Roy finally gives a press conference, using an anecdote from his past to explain that, while Richmond does not condone Isaac's actions, Isaac still has his love, since one cannot always know what others are going through.

Meanwhile, Jade (Edyta Budnik) visits Nate (Nick Mohammed) at work and meets Rupert (Anthony Head). Rupert later invites Nate to a "guys' night out" after their game, but when Nate joins Rupert at a bar, he discovers that Rupert has brought two women with him. He excuses himself and leaves the bar to visit Jade.

That night, Isaac explains to Colin that he felt betrayed by Colin's never opening up to him. Colin says he was still scared of the unlikely possibility that Isaac would not support him. Colin decides not to publicly come out, satisfied with being out to the team, and the two friends reconcile.

==Development==
===Production===
The episode was directed by Erica Dunton and written by co-executive producer Chuck Hayward. This was Dunton's fourth directing credit, and Hayward's first writing credit.

==Critical reviews==
"La Locker Room Aux Folles" received generally positive reviews from critics. The review aggregator website Rotten Tomatoes reported an 89% approval rating for the episode, based on eight reviews.

Manuel Betancourt of The A.V. Club gave the episode a "C" and wrote, "Listen, I don't want to diminish what Ted Lasso accomplishes with this episode. At a time when professional athletes (and footballers, in particular) still struggle with living their lives out and proud, there's a good argument to be made about needing stories like Colin out in the world. And yet, the didacticism of it all felt so, well, flat to me (like the locker room conversations about nudes from last week) that I couldn't help but snicker when we learn suddenly Colin becomes an even better player, praised by team, press, and coaches alike."

Keith Phipps of Vulture gave the episode a 2 star rating out of 5 and wrote, "It's one thing to have the whole team take a stand against racism, which makes sense. But it's another when an episode suggests two characters have a fundamental difference they'll never be able to resolve tied to one of the character's prejudices only to, oops, reveal it as a mere instance of hurt feelings all along. 'La Locker Room aux Folles' takes on some not-nice-at-all real-world problems only to wave them away while confirming the Greyhounds as a bubble where niceness smothers out any bursts of unpleasantness. It's, as usual, well played with plenty of witty moments.

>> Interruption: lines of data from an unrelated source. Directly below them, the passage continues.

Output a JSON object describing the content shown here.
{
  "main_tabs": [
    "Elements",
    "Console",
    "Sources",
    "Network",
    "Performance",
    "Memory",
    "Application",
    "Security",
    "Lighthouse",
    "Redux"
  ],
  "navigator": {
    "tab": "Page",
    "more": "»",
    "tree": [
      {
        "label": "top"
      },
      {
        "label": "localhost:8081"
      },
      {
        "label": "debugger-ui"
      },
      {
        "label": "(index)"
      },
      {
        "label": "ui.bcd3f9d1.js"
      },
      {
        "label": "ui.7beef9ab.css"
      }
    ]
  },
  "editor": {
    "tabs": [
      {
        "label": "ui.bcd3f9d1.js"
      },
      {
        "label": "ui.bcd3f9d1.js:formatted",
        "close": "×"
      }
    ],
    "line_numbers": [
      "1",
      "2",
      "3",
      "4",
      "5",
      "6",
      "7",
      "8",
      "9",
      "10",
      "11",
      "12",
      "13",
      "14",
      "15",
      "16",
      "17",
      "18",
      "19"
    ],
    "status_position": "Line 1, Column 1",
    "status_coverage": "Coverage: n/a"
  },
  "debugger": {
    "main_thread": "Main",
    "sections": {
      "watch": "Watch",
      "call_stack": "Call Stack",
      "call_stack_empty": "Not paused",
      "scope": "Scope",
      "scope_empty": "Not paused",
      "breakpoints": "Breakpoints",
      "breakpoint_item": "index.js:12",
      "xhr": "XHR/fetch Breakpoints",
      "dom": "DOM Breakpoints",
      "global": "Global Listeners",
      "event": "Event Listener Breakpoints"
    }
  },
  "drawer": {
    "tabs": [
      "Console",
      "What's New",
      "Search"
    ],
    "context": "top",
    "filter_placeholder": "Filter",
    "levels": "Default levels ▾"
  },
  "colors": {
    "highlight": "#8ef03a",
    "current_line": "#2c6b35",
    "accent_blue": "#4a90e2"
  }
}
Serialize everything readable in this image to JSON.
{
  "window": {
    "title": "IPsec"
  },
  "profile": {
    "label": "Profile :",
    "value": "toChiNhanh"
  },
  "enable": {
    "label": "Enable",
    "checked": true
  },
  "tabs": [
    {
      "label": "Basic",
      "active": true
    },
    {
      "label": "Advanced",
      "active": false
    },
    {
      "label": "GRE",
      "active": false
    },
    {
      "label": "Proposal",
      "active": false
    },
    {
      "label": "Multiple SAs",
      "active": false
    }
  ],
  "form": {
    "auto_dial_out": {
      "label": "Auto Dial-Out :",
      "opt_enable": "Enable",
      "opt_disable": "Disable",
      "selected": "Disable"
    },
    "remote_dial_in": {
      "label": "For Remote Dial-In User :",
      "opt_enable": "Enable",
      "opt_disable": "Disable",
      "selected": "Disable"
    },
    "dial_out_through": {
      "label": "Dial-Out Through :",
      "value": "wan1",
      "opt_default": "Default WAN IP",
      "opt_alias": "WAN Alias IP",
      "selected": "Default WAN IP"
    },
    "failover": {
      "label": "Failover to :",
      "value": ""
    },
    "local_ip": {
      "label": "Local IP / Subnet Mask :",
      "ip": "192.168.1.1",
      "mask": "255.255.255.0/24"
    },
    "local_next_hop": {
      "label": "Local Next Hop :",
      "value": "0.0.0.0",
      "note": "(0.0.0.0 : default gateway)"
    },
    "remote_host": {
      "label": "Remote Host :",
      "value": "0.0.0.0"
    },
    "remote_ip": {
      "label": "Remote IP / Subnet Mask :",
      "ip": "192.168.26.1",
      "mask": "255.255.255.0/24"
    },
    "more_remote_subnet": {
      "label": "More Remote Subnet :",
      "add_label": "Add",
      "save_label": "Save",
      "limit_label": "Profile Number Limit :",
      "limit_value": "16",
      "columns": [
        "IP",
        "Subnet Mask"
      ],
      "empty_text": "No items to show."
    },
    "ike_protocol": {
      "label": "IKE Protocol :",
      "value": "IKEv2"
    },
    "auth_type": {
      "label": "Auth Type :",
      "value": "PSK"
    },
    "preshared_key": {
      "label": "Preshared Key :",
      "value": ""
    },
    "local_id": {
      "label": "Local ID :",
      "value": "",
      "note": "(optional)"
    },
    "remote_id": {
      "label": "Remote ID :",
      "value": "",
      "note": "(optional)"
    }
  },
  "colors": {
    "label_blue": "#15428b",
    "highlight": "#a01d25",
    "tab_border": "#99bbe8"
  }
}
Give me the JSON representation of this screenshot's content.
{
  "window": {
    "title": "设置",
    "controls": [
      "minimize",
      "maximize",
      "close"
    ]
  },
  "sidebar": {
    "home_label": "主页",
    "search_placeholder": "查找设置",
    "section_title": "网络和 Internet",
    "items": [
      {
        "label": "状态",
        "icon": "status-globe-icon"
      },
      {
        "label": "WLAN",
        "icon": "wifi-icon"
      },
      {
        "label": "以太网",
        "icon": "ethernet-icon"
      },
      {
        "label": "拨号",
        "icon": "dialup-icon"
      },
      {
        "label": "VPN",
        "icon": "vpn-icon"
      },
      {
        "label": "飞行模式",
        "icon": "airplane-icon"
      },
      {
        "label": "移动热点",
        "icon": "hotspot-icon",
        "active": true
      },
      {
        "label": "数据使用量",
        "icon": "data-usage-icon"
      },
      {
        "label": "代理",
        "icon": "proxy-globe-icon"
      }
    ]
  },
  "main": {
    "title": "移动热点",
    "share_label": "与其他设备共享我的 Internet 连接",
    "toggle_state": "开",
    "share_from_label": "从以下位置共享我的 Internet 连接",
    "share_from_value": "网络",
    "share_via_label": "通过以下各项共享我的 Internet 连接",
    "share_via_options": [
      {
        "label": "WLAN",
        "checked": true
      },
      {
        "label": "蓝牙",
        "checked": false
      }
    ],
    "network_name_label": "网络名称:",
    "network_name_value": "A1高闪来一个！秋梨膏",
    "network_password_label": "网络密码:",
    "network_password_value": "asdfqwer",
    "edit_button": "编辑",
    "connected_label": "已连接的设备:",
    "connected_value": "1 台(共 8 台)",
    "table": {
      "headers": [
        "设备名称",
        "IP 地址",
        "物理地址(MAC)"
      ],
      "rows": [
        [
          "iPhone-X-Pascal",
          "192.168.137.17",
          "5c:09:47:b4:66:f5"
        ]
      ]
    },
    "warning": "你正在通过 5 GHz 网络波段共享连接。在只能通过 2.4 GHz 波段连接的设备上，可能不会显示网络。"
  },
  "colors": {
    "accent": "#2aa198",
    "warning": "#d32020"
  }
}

But it ultimately feels mushy as oatmeal." Paul Dailly of TV Fanatic gave the episode a 3.25 star rating out of 5 and wrote, "Ted Lasso Season 3 is supposed to be the show's final season, so it's disconcerting that many storylines are moving in circles instead of forward, but the show did very well by Colin here."

Christopher Orr of The New York Times wrote, "For anyone doubting the adage that less is sometimes more, I offer the example of this episode of Ted Lasso. While it's not what I would describe as remarkable, or even especially memorable, it has a nice rhythm to it, in part because it tackles fewer unrelated story lines. The aggressive jumps from subplot to subplot, many involving new or peripheral characters are less in evidence — Keeley's professional and romantic dalliances with, respectively, Shandy and Jack, had been particular offenders — and their absence is a welcome break." Fletcher Peters of The Daily Beast wrote, "Because we see the characters taking over Ted's roles, this episode is one of the most streamlined of the season. It feels like one of the best of Season 3 so far, more reminiscent of the best installments of Seasons 1 and 2."